AI Architecture 4. Training vs. Inference

In previous posts, we learned that MAC operations, Memory Hierarchies, and Parallel Processing (SIMD) form the foundation of deep learning hardware. Now, we stand at the biggest crossroad in the AI semiconductor market: Training vs. Inference. Beast-like GPUs like NVIDIA's H100 handle both. However, recent NPUs in smartphones or autonomous driving chips focus solely on 'Inference.'

To a software engineer, inference is just a single line of code switching to model.eval() and turning off gradients with torch.no_grad().

But to us, Hardware Architects, "removing the training function" implies a massive 'diet' that fundamentally overturns the chip's design philosophy. In this post, we will analyze the dramatic changes and optimizations that occur inside the hardware when we put down the heavy burden of Backpropagation.

1. Backpropagation: The Heaviest Load on Hardware

The core of Training is Backpropagation. It involves calculating the error (Loss) between the model's prediction and the ground truth, calculating gradients, and updating weights (W).

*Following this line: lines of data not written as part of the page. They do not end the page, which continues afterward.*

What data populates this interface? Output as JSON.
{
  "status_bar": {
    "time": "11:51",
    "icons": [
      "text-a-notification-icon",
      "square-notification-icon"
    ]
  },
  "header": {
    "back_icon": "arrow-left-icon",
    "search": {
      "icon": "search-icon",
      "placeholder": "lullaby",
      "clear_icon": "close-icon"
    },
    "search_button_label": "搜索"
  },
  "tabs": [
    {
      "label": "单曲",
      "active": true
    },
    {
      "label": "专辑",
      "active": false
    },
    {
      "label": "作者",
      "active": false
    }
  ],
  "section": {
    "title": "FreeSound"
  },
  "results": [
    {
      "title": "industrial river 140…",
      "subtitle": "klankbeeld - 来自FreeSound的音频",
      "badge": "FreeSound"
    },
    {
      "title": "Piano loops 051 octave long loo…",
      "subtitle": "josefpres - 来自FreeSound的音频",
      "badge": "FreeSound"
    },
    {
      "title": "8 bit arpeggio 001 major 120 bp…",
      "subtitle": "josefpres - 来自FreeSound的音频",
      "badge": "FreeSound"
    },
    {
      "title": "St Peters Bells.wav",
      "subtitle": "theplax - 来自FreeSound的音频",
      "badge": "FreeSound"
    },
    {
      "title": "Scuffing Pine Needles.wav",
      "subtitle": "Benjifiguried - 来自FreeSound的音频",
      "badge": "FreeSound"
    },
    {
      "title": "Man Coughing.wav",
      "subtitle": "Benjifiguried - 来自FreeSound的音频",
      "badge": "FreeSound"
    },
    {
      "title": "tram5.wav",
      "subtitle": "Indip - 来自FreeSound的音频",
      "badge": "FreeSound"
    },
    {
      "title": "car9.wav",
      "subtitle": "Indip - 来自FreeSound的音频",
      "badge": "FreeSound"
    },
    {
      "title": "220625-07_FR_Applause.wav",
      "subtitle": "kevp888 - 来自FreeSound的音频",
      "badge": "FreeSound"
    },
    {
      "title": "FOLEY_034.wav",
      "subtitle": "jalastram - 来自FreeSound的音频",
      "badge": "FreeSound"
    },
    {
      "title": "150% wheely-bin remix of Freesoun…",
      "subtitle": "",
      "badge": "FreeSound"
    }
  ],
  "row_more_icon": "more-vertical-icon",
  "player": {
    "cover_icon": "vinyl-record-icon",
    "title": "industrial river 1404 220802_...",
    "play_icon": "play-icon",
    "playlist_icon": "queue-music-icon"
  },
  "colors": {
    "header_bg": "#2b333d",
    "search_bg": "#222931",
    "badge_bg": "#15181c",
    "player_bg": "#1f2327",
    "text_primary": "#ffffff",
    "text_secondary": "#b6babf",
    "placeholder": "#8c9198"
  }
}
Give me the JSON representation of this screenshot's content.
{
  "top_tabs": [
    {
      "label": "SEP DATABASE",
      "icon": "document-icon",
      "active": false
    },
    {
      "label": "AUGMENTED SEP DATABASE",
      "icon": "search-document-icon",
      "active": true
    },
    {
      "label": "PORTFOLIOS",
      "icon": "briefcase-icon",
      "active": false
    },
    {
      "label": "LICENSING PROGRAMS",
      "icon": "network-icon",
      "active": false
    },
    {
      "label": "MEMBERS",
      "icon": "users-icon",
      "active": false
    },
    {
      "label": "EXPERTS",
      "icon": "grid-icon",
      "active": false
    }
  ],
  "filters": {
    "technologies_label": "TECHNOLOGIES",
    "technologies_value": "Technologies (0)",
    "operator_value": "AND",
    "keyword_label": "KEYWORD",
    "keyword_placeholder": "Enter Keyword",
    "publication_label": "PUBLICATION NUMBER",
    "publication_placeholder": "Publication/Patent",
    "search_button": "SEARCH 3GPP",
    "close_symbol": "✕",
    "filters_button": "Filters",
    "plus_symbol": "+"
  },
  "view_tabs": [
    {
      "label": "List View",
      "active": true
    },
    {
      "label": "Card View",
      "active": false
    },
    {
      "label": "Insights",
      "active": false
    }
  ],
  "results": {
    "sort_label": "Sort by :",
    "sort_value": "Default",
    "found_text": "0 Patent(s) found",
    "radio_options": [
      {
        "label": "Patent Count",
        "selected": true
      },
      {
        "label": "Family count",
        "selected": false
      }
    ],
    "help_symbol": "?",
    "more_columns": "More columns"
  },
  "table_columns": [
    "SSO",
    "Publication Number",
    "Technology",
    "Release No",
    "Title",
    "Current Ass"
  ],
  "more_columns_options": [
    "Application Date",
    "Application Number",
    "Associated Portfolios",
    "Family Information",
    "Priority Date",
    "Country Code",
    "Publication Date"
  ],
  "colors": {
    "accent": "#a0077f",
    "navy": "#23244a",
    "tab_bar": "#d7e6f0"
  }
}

  • During Training: The outputs of Layer 1, Layer 2... up to Layer 100 must all be stored in memory (DRAM/HBM). They are needed later for the Backward Pass to compute derivatives.
  • During Inference: Once Layer 1's output is used to calculate Layer 2, Layer 1's data can be immediately discarded.

This difference is massive. Inference-only NPUs can run sufficiently with small On-chip Buffers (SRAM) that temporarily hold data. In contrast, training chips inevitably require tens of gigabytes of expensive HBM (High Bandwidth Memory). This single factor accounts for about 80% of why inference-only designs are cheaper.

Backpropagation

2. Freedom of Precision: From FP32 to INT8

During training, Gradient values can be extremely small. Multiplying tiny values like 0.00001 repeatedly can lead to the Gradient Vanishing problem, where numbers disappear into zero. To prevent this, training hardware must support high-precision arithmetic units with a wide Dynamic Range, such as FP32 (32-bit Floating Point) or BF16 (Brain Floating Point).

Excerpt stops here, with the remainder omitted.